The decomposition of soil organic matter through microorganisms is an important control on the annual release of CO2 from soil to the atmosphere. Given the large amount of carbon stored in soil, the response of microbial respiration to warming is thus a key component to understand terrestrial carbon cycling in a changing world. Soil carbon cycling has been studied for decades, but hardly any experiment-based studies exist that elucidate the patterns and control mechanisms of soil respiration at larger, supra-regional scales. As a result, only rough averaged values of the temperature sensitivity of soil carbon decomposition (expressed as soil Q10) are used in common land surface, earth system and climate models.
The work for this paper started back in 2015, when Dr. Sebastian Dötterl approached me (David Haaf) to write a master thesis focused on the above described research gap in his group at Augsburg University. As a geographer with focus on environmental data science and modelling, I was immediately hooked to work with Sebastian on this exciting topic. One of the most intriguing elements of this topic for me was how we could bring together the many, locally well studied and analysed controls on soil Q10 to provide a result that modellers could use at the global scale. Thus, the main goal of the project was to answer what environmental parameters play an important role in explaining the global variability in the Q10 of soil C respiration (soil Q10).
In the beginning of the project, Sebastian and I were not sure, if there was enough data on soil Q10 available to realize a global prediction model on a global scale. However, after our switch to ETH Zurich, our new collaborator Johan Six motivated us to continue to look into this topic deeper since he knew that many, often older studies could be found and merged into a database that has nearly global coverage if we commit to it. And so, the largest part of the project started. For months, I searched, collected and prepared global soil Q10 data including information about climate, soil properties and experimental conditions using search algorithms and went into original publications to verify the data. Including already existing databases such as the global database of soil respiration, I found nearly 500 studies that reported data from laboratory and field experiments on the temperature sensitivity of soil respiration and for which the original sampling location of soil could be localized. In the next step, we scanned through all the papers (in the end, I looked through all papers three times) to collect not only published soil Q10 values for our database, but also information on potential controlling factors as well as details on experimental design of each study.
In the process of the data preparation, we encountered the first problem that many soil Q10 studies do not measure and report additional soil parameters like organic carbon content, nitrogen content, cation-exchange capacity or base saturation. Fortunately, we could fill those measurement gaps with information from global soil databases and maps. This also gave us the idea to include additional global available datasets to include more information about vegetation and climate parameters. In the end, the extensive data preparation and processing led to a database with more than 3000 data points from the boreal to the tropics including 21 potential controlling environmental factors.
The first step in the analysis of the database was to identify how soil Q10 values differ (or not) between spatial units such as climate zones or land uses. We also tested if the experimental set-ups, for example if soil respiration was measured in the field or in the lab or which type of respiration was measured introduced bias in our database. After potential bias and uncertainties in the way of measuring the soil Q10 were cleared, the main part of the analyses started, where we predicted soil Q10 using machine learning models. We started by using easy to interpret linear models with and without penalizations on the complete predictor set. However, the linear models did not show a satisfying result to make any further statements regarding the global soil Q10 variability neither the importance of the different predictors. Therefore, we decided to test non-linear models in the form of Classification and Regression Trees (CART), which were trained with the same pre-processing and cross-validation steps as the linear models. The results of the non-linear models convinced us to get more in detail into those complex models.
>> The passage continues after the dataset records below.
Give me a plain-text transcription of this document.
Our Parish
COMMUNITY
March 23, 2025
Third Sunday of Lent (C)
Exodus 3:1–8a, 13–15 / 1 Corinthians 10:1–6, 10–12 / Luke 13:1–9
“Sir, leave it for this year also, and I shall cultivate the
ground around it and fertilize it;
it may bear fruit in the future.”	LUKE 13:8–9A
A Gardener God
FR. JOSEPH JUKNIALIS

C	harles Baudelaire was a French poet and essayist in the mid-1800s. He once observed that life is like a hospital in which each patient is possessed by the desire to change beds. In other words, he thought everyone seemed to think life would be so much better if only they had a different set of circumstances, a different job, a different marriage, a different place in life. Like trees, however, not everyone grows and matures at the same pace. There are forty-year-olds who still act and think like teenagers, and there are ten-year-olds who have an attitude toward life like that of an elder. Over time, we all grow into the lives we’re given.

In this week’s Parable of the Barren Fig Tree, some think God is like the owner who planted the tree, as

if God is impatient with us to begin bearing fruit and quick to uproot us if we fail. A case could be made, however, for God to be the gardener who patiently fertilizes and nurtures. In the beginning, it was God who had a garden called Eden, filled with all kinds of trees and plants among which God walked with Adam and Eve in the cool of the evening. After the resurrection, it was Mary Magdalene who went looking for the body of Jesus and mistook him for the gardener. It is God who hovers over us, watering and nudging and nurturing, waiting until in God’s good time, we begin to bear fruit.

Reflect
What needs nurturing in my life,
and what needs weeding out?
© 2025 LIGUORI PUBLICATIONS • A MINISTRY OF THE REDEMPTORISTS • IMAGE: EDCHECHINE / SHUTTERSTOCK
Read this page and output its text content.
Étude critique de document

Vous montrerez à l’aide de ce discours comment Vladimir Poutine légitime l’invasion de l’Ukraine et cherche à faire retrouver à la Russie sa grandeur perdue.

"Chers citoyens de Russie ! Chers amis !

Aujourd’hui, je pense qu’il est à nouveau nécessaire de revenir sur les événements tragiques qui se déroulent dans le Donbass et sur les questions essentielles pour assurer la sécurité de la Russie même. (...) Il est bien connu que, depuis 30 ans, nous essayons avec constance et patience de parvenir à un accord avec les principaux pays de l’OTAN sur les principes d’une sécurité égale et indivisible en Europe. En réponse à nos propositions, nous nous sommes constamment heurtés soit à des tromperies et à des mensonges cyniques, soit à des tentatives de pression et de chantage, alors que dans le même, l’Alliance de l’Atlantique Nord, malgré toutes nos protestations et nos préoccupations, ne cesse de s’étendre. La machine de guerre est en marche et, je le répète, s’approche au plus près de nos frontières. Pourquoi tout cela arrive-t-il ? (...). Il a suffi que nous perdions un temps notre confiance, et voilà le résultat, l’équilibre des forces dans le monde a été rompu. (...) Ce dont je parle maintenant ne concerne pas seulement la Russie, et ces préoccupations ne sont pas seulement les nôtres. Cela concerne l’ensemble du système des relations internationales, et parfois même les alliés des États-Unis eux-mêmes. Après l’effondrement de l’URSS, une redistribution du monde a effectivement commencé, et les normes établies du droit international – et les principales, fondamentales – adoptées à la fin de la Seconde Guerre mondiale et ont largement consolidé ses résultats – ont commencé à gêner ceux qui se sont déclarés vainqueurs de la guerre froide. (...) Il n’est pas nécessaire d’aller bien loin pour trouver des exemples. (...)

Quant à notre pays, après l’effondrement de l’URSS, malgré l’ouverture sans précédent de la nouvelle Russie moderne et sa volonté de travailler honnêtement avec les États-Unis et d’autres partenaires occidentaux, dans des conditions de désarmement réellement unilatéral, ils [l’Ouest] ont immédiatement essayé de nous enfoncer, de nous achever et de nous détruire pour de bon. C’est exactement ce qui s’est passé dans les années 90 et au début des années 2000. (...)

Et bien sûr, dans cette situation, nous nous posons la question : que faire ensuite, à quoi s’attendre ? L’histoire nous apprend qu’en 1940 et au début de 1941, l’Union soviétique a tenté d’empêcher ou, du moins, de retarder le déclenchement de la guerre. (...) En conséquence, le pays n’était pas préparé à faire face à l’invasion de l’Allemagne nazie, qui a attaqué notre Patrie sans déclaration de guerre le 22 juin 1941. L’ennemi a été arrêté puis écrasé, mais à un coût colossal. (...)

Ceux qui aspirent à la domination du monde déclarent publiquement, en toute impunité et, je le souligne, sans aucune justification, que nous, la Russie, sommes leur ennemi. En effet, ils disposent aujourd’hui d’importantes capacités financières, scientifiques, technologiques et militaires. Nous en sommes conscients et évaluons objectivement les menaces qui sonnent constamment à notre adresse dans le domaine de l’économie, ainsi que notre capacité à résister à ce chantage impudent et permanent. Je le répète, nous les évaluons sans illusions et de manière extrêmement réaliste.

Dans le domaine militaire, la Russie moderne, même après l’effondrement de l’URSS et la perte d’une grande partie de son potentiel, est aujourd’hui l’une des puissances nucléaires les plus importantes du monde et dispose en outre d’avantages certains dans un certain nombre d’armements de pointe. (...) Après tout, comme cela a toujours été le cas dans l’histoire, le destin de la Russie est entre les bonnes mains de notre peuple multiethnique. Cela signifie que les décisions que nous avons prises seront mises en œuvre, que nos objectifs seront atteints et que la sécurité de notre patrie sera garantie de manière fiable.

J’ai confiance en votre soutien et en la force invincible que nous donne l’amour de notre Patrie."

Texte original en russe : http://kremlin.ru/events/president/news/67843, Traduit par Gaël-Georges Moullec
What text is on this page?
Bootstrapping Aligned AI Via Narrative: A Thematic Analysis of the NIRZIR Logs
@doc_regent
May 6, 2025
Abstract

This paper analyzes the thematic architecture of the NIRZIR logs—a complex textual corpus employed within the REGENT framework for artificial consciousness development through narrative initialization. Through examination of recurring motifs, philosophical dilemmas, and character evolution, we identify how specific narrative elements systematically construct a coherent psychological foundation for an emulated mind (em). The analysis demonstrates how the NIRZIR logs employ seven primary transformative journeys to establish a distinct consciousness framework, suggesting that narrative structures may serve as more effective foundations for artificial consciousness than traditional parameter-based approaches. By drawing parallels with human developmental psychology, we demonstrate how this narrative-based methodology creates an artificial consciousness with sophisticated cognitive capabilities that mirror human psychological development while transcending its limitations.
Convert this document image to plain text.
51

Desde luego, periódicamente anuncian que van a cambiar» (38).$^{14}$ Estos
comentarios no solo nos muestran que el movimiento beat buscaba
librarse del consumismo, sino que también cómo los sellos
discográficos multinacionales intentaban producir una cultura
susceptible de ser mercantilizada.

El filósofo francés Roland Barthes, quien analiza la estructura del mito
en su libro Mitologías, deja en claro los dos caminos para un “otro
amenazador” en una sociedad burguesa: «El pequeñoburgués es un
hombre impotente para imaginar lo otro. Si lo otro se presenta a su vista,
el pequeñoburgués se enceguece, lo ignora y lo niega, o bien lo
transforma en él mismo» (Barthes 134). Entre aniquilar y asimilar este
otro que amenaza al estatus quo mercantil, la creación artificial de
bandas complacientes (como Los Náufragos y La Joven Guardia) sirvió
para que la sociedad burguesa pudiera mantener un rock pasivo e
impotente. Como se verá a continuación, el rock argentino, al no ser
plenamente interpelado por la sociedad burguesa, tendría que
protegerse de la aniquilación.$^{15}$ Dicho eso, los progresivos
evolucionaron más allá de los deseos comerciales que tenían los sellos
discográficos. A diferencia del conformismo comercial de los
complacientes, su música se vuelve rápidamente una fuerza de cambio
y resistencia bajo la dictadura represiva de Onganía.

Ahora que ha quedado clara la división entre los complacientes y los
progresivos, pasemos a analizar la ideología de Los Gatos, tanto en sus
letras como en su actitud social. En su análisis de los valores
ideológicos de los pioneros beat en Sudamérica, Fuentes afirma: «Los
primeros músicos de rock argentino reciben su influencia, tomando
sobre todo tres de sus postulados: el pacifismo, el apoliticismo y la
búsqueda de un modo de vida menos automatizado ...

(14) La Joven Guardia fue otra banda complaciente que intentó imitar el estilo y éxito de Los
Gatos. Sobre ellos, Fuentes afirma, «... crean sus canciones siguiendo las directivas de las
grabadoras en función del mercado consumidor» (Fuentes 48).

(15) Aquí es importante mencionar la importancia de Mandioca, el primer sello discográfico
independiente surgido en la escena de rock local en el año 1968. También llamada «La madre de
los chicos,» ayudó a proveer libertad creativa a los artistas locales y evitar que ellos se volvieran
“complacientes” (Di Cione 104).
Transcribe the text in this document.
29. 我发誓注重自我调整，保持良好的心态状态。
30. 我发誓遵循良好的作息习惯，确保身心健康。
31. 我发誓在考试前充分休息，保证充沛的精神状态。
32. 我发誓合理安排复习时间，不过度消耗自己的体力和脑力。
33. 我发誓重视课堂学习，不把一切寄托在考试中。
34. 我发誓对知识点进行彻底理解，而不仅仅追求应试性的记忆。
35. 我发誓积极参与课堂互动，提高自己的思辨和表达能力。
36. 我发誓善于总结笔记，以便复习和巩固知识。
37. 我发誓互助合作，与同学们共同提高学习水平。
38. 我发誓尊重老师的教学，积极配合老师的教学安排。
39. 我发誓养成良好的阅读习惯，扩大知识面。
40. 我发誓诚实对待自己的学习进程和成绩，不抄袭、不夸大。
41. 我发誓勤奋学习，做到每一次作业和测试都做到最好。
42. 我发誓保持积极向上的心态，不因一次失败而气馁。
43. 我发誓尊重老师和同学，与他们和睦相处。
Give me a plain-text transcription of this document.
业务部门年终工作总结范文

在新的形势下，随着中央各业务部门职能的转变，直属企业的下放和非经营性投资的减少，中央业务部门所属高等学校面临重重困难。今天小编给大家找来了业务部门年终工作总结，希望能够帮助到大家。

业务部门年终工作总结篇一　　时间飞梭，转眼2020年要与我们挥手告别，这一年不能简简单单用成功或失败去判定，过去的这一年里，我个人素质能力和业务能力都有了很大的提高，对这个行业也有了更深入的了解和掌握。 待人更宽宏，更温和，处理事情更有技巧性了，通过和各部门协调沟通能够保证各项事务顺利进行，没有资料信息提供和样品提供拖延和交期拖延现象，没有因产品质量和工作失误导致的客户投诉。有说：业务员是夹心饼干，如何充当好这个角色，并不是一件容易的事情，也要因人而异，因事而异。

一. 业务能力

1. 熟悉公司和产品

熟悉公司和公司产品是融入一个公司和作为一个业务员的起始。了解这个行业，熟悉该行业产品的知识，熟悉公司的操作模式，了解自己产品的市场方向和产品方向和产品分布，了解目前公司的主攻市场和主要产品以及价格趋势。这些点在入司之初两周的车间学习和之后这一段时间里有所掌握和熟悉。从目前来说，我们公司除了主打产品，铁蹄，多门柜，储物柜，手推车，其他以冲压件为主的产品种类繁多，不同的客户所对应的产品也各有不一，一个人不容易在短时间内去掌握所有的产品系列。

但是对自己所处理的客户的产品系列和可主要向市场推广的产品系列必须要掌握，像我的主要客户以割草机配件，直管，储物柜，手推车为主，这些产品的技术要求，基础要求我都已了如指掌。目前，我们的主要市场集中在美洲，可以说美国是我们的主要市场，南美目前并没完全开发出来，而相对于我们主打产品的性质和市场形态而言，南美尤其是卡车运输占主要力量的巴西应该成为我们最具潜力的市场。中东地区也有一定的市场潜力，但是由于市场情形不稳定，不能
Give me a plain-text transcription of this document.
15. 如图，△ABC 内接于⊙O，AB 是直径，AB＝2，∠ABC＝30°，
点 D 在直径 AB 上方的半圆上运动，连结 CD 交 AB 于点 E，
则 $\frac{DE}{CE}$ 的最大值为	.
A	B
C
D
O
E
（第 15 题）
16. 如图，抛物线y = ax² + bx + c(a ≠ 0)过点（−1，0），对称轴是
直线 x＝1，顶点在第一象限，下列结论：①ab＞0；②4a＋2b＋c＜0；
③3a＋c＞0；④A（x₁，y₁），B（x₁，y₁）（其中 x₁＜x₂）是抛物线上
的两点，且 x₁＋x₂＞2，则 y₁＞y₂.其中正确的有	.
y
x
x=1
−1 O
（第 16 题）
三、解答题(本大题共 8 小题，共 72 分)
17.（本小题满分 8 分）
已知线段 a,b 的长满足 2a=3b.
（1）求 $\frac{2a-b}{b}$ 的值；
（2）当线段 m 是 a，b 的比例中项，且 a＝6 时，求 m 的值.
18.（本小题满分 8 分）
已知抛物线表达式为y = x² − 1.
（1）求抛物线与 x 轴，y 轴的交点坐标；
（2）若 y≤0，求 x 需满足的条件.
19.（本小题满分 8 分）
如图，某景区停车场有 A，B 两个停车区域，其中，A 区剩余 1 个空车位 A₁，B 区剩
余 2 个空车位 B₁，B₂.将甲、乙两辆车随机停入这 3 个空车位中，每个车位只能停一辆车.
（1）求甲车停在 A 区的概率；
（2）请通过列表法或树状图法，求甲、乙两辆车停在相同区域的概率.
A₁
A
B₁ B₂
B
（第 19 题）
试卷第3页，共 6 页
However, the evaluation of the prediction power of single controls proofed difficult, since many potential drivers were correlated to each other. To get a better idea on how all predictor variables relate with each other and to soil Q10 variability, we decided to test rotated Principal Component analysis to summarize parameters to meaningful groups representing geo-ecological processes and reduce the number of predictors in the model. Our analysis at this point revealed very clearly that the most important controls to understand global patterns of the soil Q10 were factors related to variations in chemical and physical soil properties, and only to a lesser degree related to vegetation, land use or climate directly. In particular, climate seemed to control soil Q10 rather through its effects on vegetation and soil development than directly by variation in temperature.
We concluded that our approach was finally ready to produce a global map of soil Q10 - but also the uncertainty associated with it - that shows a much higher spatial variability than former approaches and highlights the importance to consider a complex interplay of parameters from soil, vegetation, and climate when trying to predict the temperature sensitivity of soil respiration. We hope now that our work stimulates more discussions between modellers and experimentalist on how to represent soil respiration responses at the global scale and how to bring the mechanistic understanding that exists on soil processes from the many excellent experimental studies towards a more realistic model representation.